The songstress, who has joined some artistes across the globe on a United Nations project to fight gender inequality, said this became evident following the controversy that surrounded her trip to 2014 FIFA World Cup in Brazil.
The United Nations project seeks to lead to reform in gender inequality and injustice, eradicating extreme poverty and climate change.
She cited the brouhaha that followed her nomination to perform at the Ghana village during the 2014 World Cup in Brazil with the Black Stars as an example sheer chauvinism.
“I am actually really unhappy about gender inequality because I am a typical example of that. I have experienced so much with some of the things I have done even from last year travelling to Brazil and coming back with so much controversy because they do not believe that a woman can go or do anything with merit, they believe it has to be through something,” she lamented.
The development, she added, jolted her and she decided to spearhead the fight against inequality and injustice.
In the “Da Ke Da” singer’s opinion, people castigated her after the Brazil trip because it was men’s football and not a field for a woman to explore adding that it is unfortunate that Ghanaians are still stuck with the mentality that some things are for men only.
In the year 2000, some world leaders designed the Millennium Development Goals for the next 15 years. This year, 2015 marks the fifteenth year.

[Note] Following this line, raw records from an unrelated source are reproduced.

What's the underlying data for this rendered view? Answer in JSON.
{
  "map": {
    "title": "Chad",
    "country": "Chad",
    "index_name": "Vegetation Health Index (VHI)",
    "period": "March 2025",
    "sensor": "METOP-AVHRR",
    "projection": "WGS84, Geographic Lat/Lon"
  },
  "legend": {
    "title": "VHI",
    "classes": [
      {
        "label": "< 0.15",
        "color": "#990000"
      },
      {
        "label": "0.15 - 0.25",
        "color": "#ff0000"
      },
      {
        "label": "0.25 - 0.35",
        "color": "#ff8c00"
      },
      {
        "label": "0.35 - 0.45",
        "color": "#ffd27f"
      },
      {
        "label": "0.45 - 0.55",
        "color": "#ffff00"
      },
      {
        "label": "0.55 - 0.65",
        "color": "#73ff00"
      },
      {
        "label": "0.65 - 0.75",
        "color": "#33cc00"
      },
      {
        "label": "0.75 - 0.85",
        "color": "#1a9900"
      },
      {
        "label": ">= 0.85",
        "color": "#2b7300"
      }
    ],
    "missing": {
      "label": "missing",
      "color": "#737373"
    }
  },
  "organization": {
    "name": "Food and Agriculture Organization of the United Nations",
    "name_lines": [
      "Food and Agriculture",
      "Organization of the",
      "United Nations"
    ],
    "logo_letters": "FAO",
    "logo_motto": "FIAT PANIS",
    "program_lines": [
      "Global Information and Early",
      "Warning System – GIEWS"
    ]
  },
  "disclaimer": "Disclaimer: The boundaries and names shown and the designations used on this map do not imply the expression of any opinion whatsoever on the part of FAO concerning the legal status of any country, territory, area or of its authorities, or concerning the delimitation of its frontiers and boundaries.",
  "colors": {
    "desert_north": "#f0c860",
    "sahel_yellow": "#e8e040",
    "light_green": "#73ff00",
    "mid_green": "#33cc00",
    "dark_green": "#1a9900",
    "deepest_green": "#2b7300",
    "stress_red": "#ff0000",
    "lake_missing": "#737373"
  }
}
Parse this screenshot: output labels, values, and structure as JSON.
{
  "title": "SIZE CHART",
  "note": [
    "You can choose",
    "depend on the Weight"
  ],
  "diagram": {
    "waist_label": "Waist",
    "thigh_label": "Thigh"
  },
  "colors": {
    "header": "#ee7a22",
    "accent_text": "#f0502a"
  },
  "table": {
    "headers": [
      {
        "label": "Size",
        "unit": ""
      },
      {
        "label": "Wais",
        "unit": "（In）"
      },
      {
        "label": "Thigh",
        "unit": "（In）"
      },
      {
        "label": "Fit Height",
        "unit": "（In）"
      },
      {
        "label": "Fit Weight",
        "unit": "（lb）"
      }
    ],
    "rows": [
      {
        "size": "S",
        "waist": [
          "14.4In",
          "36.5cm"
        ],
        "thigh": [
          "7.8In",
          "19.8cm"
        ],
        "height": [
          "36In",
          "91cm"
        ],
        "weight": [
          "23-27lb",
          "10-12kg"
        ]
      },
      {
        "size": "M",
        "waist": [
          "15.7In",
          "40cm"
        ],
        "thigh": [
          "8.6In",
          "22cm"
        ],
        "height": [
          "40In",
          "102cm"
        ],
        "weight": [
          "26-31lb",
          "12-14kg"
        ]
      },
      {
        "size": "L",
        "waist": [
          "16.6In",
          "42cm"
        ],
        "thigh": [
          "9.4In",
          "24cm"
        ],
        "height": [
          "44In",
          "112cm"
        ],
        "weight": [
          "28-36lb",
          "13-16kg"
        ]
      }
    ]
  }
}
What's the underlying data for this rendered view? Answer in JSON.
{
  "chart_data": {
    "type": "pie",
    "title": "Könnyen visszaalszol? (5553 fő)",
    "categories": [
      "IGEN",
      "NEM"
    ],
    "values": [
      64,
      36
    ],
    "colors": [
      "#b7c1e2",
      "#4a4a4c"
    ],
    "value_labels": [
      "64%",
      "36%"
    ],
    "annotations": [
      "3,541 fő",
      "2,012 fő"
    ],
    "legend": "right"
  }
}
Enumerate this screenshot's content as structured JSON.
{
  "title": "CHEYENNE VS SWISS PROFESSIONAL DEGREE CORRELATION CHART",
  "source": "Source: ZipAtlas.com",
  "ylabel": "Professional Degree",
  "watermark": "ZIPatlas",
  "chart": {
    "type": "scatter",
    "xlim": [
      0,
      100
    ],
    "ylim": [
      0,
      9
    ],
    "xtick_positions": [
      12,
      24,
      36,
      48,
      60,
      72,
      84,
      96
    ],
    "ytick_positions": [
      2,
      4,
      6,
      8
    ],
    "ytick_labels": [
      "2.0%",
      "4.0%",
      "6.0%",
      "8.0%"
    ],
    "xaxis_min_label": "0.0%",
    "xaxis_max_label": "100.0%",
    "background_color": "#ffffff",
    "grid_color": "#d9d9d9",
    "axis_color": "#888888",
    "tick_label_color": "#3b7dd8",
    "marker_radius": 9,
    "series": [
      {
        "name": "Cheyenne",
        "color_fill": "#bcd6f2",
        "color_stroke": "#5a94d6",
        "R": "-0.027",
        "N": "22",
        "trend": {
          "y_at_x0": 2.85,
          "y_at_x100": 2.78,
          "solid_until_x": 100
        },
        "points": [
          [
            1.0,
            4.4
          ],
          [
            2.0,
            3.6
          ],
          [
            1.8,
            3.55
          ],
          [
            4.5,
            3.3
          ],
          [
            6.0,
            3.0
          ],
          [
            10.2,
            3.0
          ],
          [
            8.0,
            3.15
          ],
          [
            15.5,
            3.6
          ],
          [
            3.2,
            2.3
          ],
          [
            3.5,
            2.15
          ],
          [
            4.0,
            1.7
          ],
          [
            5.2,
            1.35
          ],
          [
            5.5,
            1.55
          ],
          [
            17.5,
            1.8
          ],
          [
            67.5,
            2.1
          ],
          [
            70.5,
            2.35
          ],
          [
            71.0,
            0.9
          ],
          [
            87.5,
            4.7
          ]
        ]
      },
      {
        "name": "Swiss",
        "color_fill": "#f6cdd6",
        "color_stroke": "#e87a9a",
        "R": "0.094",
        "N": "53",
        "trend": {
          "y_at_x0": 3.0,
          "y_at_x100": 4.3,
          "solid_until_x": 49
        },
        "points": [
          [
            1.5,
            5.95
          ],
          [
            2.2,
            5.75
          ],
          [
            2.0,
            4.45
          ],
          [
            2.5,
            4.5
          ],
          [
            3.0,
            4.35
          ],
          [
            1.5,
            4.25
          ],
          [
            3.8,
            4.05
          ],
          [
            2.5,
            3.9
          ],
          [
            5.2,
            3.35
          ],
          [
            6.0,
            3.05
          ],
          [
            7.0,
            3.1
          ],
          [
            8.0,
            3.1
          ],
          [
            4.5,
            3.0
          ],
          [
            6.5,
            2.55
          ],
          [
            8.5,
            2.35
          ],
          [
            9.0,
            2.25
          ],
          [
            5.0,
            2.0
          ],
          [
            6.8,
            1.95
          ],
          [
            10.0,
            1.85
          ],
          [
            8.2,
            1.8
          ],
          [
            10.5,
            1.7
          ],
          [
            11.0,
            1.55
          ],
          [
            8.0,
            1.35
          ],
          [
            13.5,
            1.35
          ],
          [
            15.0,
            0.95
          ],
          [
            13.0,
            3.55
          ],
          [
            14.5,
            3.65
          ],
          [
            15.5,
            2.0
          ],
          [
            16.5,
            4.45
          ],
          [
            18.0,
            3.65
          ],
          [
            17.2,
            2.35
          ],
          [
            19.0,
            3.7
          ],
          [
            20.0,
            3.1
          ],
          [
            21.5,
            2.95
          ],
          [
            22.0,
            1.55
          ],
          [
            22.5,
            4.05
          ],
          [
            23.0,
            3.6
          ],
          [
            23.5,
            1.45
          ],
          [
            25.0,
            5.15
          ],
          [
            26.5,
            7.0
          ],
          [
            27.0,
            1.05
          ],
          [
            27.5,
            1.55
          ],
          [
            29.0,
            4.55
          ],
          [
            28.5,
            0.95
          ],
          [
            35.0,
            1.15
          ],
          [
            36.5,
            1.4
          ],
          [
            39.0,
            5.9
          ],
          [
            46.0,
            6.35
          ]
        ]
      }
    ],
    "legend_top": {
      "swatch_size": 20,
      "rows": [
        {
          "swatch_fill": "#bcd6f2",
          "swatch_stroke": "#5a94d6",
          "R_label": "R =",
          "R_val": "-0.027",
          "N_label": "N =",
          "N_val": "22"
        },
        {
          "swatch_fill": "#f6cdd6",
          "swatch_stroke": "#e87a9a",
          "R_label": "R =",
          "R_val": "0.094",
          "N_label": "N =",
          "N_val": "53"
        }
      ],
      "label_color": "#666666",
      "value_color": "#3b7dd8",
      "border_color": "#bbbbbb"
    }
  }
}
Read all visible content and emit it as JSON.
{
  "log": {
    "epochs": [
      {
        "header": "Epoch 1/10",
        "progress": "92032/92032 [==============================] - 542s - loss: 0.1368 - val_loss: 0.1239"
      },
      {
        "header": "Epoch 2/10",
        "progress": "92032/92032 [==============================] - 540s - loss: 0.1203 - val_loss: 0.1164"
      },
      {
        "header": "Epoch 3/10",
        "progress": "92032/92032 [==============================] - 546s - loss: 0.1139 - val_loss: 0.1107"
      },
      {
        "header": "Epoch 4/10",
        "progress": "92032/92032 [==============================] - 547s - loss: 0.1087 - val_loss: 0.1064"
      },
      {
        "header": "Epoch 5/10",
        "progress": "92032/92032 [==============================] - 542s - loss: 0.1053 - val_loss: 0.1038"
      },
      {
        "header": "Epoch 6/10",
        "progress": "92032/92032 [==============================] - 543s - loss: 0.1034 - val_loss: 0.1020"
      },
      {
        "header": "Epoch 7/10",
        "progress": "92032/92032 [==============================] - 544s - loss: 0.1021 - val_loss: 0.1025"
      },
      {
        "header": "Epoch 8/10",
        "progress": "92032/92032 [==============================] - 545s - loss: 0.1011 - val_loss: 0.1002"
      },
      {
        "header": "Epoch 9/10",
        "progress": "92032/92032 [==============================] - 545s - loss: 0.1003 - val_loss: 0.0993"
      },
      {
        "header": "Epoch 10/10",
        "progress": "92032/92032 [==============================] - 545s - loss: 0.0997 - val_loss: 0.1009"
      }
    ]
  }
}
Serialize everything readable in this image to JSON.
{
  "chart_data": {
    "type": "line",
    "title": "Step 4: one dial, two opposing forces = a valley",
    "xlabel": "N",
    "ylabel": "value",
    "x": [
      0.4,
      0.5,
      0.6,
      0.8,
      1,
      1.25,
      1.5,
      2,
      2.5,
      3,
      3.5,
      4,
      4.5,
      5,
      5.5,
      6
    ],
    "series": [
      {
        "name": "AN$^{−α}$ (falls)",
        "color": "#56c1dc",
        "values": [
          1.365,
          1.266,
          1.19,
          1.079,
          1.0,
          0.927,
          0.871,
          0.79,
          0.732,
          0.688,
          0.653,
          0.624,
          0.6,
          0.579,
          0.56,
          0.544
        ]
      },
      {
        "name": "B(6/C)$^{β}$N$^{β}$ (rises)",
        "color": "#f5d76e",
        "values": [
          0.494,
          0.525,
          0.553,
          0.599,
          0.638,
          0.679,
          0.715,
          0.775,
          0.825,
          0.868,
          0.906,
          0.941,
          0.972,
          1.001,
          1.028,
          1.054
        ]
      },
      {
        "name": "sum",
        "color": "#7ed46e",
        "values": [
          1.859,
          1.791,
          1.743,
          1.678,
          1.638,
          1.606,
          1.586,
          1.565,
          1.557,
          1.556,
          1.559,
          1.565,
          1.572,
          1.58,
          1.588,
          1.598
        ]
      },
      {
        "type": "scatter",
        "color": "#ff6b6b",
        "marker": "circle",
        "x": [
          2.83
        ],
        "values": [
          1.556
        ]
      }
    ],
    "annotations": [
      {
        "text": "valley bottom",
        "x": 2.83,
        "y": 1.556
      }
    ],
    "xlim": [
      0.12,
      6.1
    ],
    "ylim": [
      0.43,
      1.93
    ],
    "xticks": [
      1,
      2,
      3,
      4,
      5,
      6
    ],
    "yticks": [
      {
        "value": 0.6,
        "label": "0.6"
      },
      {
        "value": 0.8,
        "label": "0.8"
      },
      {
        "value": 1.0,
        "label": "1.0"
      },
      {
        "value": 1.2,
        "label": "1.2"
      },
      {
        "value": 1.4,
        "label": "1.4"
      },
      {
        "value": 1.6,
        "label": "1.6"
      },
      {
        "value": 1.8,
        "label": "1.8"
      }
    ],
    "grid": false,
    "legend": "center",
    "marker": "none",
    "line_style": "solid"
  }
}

Becca revealed that, most of the goals have not been met and due to that, the eight goals have been broken into seventeen goals with climate change as the new addition.
Becca worried the discrimination against women in Africa has caused women to be timid.
“I think everyone was created in God’s image and likeness, we are equal to the men. There are certain things that obviously distinguish us which is most of the time our physical features but I know a lot of things that men have done that women have done as well and vice versa and so when it comes to this particular thing, I think it is not just about women being equal but it is also about men.”
According to her, as an ambassador for both genders, “I would definitely stand up for women more because I believe that a lot of women in Africa have been depressed and suppressed and it is about time we came out and revealed our strength.”
One hundred and ninety-three leaders across the globe will converge in New York on September 25 to endorse these seventeen goals.
To add a voice to the project, Becca has teamed up with other artistes, including rapper Sarkodie to record a song, ‘Tell Everybody’.
The song also features Yemi Alade (Nigeria), Mafikizolo (South Africa), Diamond Platnumz (Tanzania), Sauti Sol (Kenya) and Toofan (Togo). It is produced by visually impaired sound engineer, Cobhams from Nigeria.